Riceviamo da Gianandrea Cocco e pubblichiamo:
Ci serve una carezza
Scrivo queste righe in quanto cattolico che desidera vivere la propria fede incarnandola nella vita quotidiana e non solo essere mera comparsa a settimanali celebrazioni religiose. E’ fatto evidente che la realtà ci provoca di continuo e pone, alla mente e al cuore di chi di noi non vuole far atrofizzare la propria umanità, continui interrogativi.
Ogni evento tragico che si manifesta all’orizzonte della nostra esistenza ci invita alla riflessione e alla conversione.
Il modello di società che ha dominato la cultura degli ultimi anni sta dimostrando in modo tragico tutto il suo limite. Si è puntato tutto il proprio agire e ogni speranza sull’economia (o su ciò che si riteneva lo fosse) e sull’apparenza perdendo completamente di vista la nostra umanità. Ci hanno insegnato a rincorrere inconsistenti sogni (apparenza, carriera, ricchezza, ecc.) che nulla hanno tolto alla nostra sete di significato ma anzi ci hanno sempre resi più soli e indifesi di fronte alle difficoltà della vita. Per troppo tempo ci hanno fatto credere (tv, giornali, politici e chi per loro) che la sola cosa che contasse realmente fosse “avere” a totale scapito dell’essere e ora, di fronte al pieno fallimento di questa cultura del nulla ci sentiamo soli di fronte al vuoto e al dolore.
Ecco la prima cosa che manca: una compagnia fra persone. Compagnia che sia aiuto e conforto alla nostra esistenza, che ci aiuti ad alzare lo sguardo quando le difficoltà vorrebbero farcelo abbassare, a sperare quando la disperazione ci accerchia e a pregare quando solo, vuoto e nulla paiono esistere.
In questa nostra era in cui comunicare da un capo all’altro del pianeta è cosa facile e alla portata di tutti non si dice nulla di seriamente utile alle nostre vite. Il poeta Eliot chiedeva circa 80 anni fa (ed è stato tragico profeta): “dov’è la conoscenza che abbiamo perduto nell’informazione?”. Siamo informati di tutto in tempo quasi reale, anche di eventi futili, ma abbiamo perso la conoscenza di Ciò che è essenziale. Ancora Eliot ci dice che abbiamo “conoscenza della parole, ma ignoranza del Verbo”. Abbiamo perso la reale conoscenza in un nozionismo inutile.
Ma se questa è la situazione del nostro vivere, una prima concreta risposta ci viene da questi giorni di Pasqua che ci ricordano (anche a chi non crede) che esiste un Uomo che ha preso su di Sé tutto il peso del vivere di ogni uomo, se n’è fatto carico a l’ha inchiodato ad una croce. Morendone. Ma per risorgerne vittorioso dopo tre giorni.

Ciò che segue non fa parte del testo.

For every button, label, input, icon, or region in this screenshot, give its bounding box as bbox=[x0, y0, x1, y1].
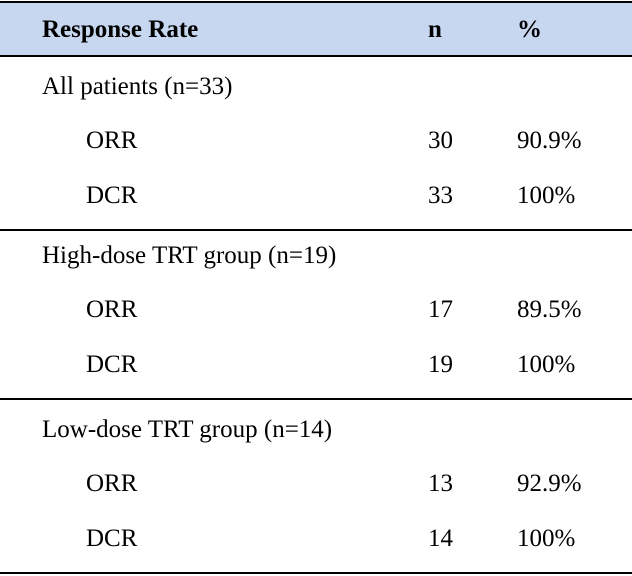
header-background bbox=[0, 2, 632, 56]
group-rule bbox=[0, 572, 632, 574]
top-rule bbox=[0, 1, 632, 3]
table-cell: 90.9% bbox=[517, 127, 582, 154]
group-label: Low-dose TRT group (n=14) bbox=[42, 416, 333, 443]
table-cell: 17 bbox=[428, 296, 453, 323]
table-cell: 100% bbox=[517, 351, 576, 378]
table-cell: ORR bbox=[86, 470, 138, 497]
header-rule bbox=[0, 55, 632, 57]
table-cell: ORR bbox=[86, 296, 138, 323]
group-label: All patients (n=33) bbox=[42, 73, 233, 100]
table-cell: 19 bbox=[428, 351, 453, 378]
table-cell: 33 bbox=[428, 182, 453, 209]
header-cell: Response Rate bbox=[42, 16, 199, 43]
header-cell: n bbox=[428, 16, 442, 43]
table-cell: DCR bbox=[86, 525, 138, 552]
group-label: High-dose TRT group (n=19) bbox=[42, 242, 337, 269]
table-cell: ORR bbox=[86, 127, 138, 154]
table-cell: 92.9% bbox=[517, 470, 582, 497]
table-cell: 89.5% bbox=[517, 296, 582, 323]
table-cell: 14 bbox=[428, 525, 453, 552]
table-cell: 13 bbox=[428, 470, 453, 497]
header-cell: % bbox=[517, 16, 542, 43]
table-cell: 30 bbox=[428, 127, 453, 154]
group-rule bbox=[0, 229, 632, 231]
group-rule bbox=[0, 398, 632, 400]
table-cell: 100% bbox=[517, 182, 576, 209]
table-cell: DCR bbox=[86, 182, 138, 209]
table-cell: DCR bbox=[86, 351, 138, 378]
table-cell: 100% bbox=[517, 525, 576, 552]
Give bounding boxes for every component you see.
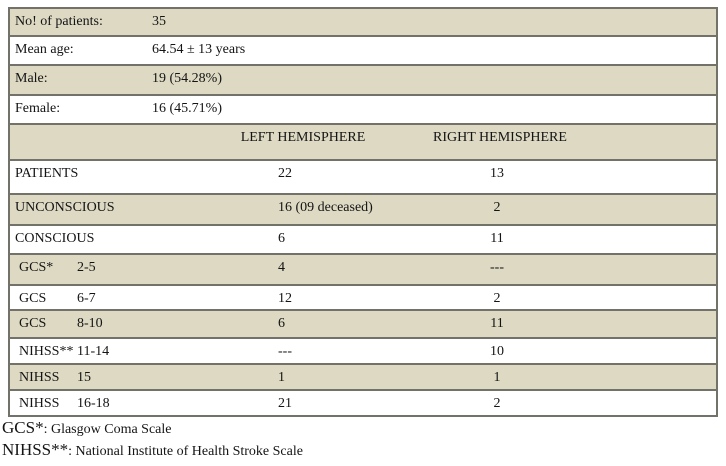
row-label: NIHSS bbox=[19, 396, 60, 411]
summary-row-patients: No! of patients: 35 bbox=[10, 9, 716, 37]
left-hemisphere-value: 16 (09 deceased) bbox=[278, 200, 373, 215]
data-row-nihss-11-14: NIHSS** 11-14 --- 10 bbox=[10, 339, 716, 365]
data-row-nihss-16-18: NIHSS 16-18 21 2 bbox=[10, 391, 716, 415]
left-hemisphere-value: 4 bbox=[278, 260, 285, 275]
data-row-gcs-8-10: GCS 8-10 6 11 bbox=[10, 311, 716, 339]
table-footnotes: GCS*: Glasgow Coma Scale NIHSS**: Nation… bbox=[2, 418, 303, 462]
right-hemisphere-value: 10 bbox=[490, 344, 504, 359]
row-label: UNCONSCIOUS bbox=[15, 200, 115, 215]
column-header-left-hemisphere: LEFT HEMISPHERE bbox=[240, 130, 366, 145]
row-value: 64.54 ± 13 years bbox=[152, 42, 246, 57]
data-row-gcs-2-5: GCS* 2-5 4 --- bbox=[10, 255, 716, 286]
column-header-right-hemisphere: RIGHT HEMISPHERE bbox=[433, 130, 567, 145]
right-hemisphere-value: 2 bbox=[493, 200, 501, 215]
row-value: 16 (45.71%) bbox=[152, 101, 222, 116]
right-hemisphere-value: 1 bbox=[493, 370, 501, 385]
footnote-term: NIHSS** bbox=[2, 440, 69, 459]
header-row: LEFT HEMISPHERE RIGHT HEMISPHERE bbox=[10, 125, 716, 161]
score-range: 16-18 bbox=[77, 396, 110, 411]
left-hemisphere-value: 6 bbox=[278, 316, 285, 331]
footnote-term: GCS* bbox=[2, 418, 44, 437]
left-hemisphere-value: 12 bbox=[278, 291, 292, 306]
data-row-gcs-6-7: GCS 6-7 12 2 bbox=[10, 286, 716, 311]
footnote-definition: : National Institute of Health Stroke Sc… bbox=[68, 444, 303, 459]
score-range: 11-14 bbox=[77, 344, 110, 359]
right-hemisphere-value: 2 bbox=[493, 291, 501, 306]
left-hemisphere-value: 1 bbox=[278, 370, 285, 385]
row-label: Female: bbox=[15, 101, 61, 116]
right-hemisphere-value: 11 bbox=[490, 316, 504, 331]
row-value: 35 bbox=[152, 14, 166, 29]
footnote-definition: : Glasgow Coma Scale bbox=[43, 422, 172, 437]
right-hemisphere-value: --- bbox=[490, 260, 504, 275]
right-hemisphere-value: 11 bbox=[490, 231, 504, 246]
left-hemisphere-value: 22 bbox=[278, 166, 292, 181]
left-hemisphere-value: --- bbox=[278, 344, 292, 359]
data-row-patients: PATIENTS 22 13 bbox=[10, 161, 716, 195]
row-label: NIHSS** bbox=[19, 344, 74, 359]
data-row-unconscious: UNCONSCIOUS 16 (09 deceased) 2 bbox=[10, 195, 716, 226]
summary-row-male: Male: 19 (54.28%) bbox=[10, 66, 716, 96]
row-label: Mean age: bbox=[15, 42, 74, 57]
row-label: GCS* bbox=[19, 260, 54, 275]
score-range: 8-10 bbox=[77, 316, 103, 331]
data-row-nihss-15: NIHSS 15 1 1 bbox=[10, 365, 716, 391]
row-value: 19 (54.28%) bbox=[152, 71, 222, 86]
row-label: NIHSS bbox=[19, 370, 60, 385]
left-hemisphere-value: 6 bbox=[278, 231, 285, 246]
summary-row-mean-age: Mean age: 64.54 ± 13 years bbox=[10, 37, 716, 66]
row-label: GCS bbox=[19, 291, 47, 306]
row-label: PATIENTS bbox=[15, 166, 79, 181]
score-range: 15 bbox=[77, 370, 91, 385]
row-label: No! of patients: bbox=[15, 14, 103, 29]
footnote-nihss: NIHSS**: National Institute of Health St… bbox=[2, 440, 303, 462]
row-label: CONSCIOUS bbox=[15, 231, 95, 246]
summary-row-female: Female: 16 (45.71%) bbox=[10, 96, 716, 125]
patient-statistics-table: No! of patients: 35 Mean age: 64.54 ± 13… bbox=[8, 7, 718, 417]
right-hemisphere-value: 13 bbox=[490, 166, 504, 181]
row-label: GCS bbox=[19, 316, 47, 331]
score-range: 2-5 bbox=[77, 260, 96, 275]
left-hemisphere-value: 21 bbox=[278, 396, 292, 411]
row-label: Male: bbox=[15, 71, 48, 86]
score-range: 6-7 bbox=[77, 291, 96, 306]
footnote-gcs: GCS*: Glasgow Coma Scale bbox=[2, 418, 303, 440]
right-hemisphere-value: 2 bbox=[493, 396, 501, 411]
data-row-conscious: CONSCIOUS 6 11 bbox=[10, 226, 716, 255]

Non c’è male, dolore, fatica che non possa essere accolto e vinto nella gloriosa risurrezione di Cristo. Perché la parola ultima a tutto il nostro esistere è la Sua vittoria che è più forte di ogni nostra sconfitta.
Concludo citando le parole di che Enzo Jannacci (recentemente scomparso) ebbe a dire in occasione della morte di Eluana Englaro nel 2009: «In questi ultimi anni la figura del Cristo è diventata per me fondamentale: è il pensiero della Sua fine in croce a rendermi impossibile anche solo l'idea di aiutare qualcuno a morire. Se il Nazareno tornasse ci prenderebbe a sberle tutti quanti. Ce lo meritiamo, eccome, però avremmo così tanto bisogno di una Sua carezza»
L’augurio, quindi, che faccio a chiunque e anche a me stesso è che ci possa essere nella nostra vita una Compagnia che ci possa far avvertire questa carezza, che sappia rialzarci da qualunque nostra caduta.